Pretty simple, hearty soup, not that thick - yet another combo of spinach, tomato, chickpea, onion, garlic.... Modified with less chickpeas and added carrots
1/4 cup olive oil
1 medium onion, chopped
4 garlic cloves, chopped
1/2 teaspoon ground cinnamon
1/2 teaspoon paprika
1/2 teaspoon ground cumin
1/4 teaspoon cayenne pepper or more to taste
2 cups diced fresh or crushed canned tomatoes (1 can)
3 carrots, diced
1 can chickpeas,drained (2 cans)
3 to 4 cups vegetable broth
1/2 teaspoon granulated sugar
salt and freshly ground pepper to taste
4 cups fresh spinach, rinsed, drained, and chopped
Choose a large pot. Heat the olive oil in it and add onion, garlic, cinnamon, paprika, cumin and cayenne.
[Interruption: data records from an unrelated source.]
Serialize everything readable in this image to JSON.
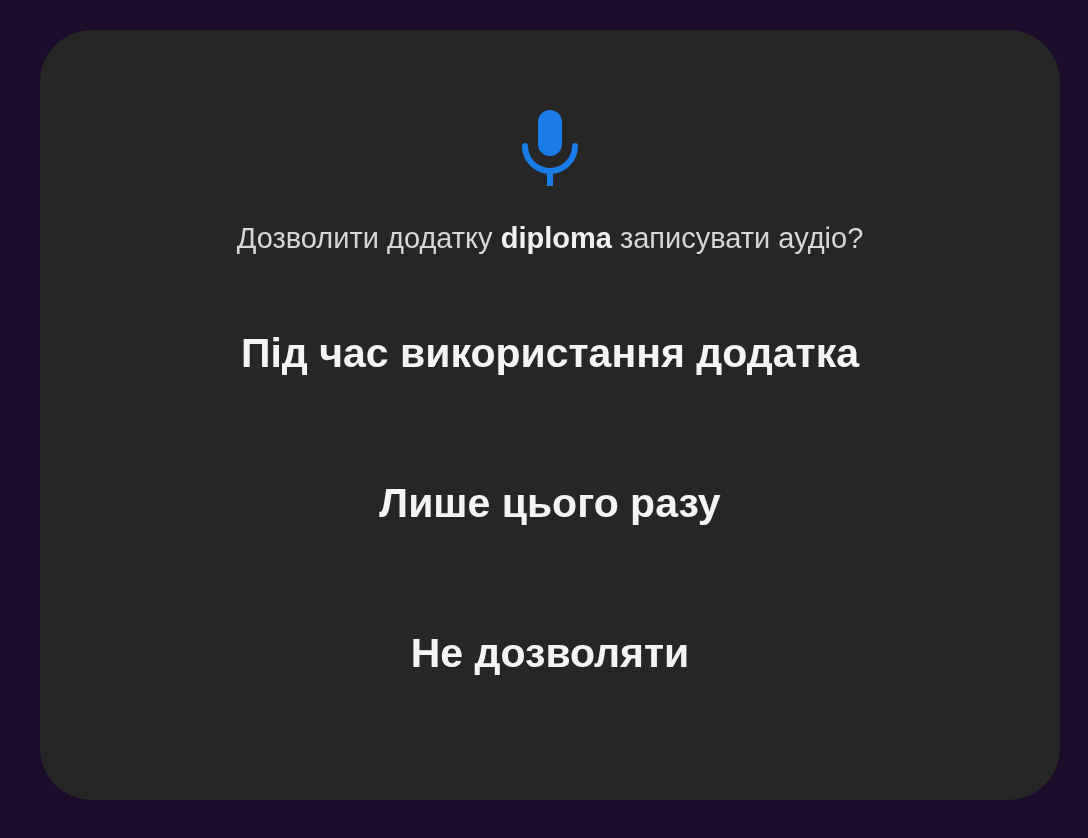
{
  "dialog": {
    "prompt": "Дозволити додатку **diploma** записувати аудіо?",
    "options": [
      {
        "label": "Під час використання додатка"
      },
      {
        "label": "Лише цього разу"
      },
      {
        "label": "Не дозволяти"
      }
    ]
  }
}
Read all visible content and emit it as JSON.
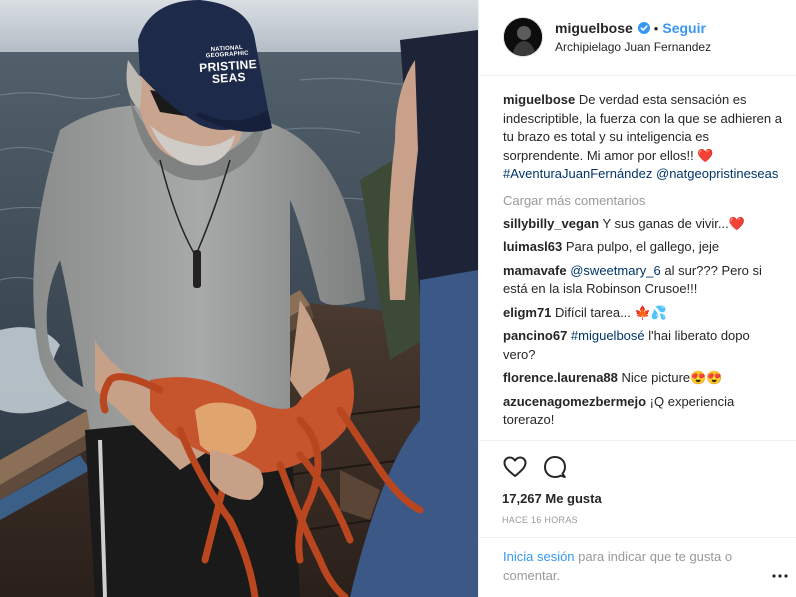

Cook, stirring occasionally 5 minutes or until the onions wilt.
Add tomatoes, chickpeas, vegetable broth and sugar.
Bring to a boil, then lower the heat and let the soup simmer for 45 minutes.
Season with salt and pepper.
Just before serving, place equal quantities of spinach into 6 soup bowls. Ladle hot soup on top of the spinach.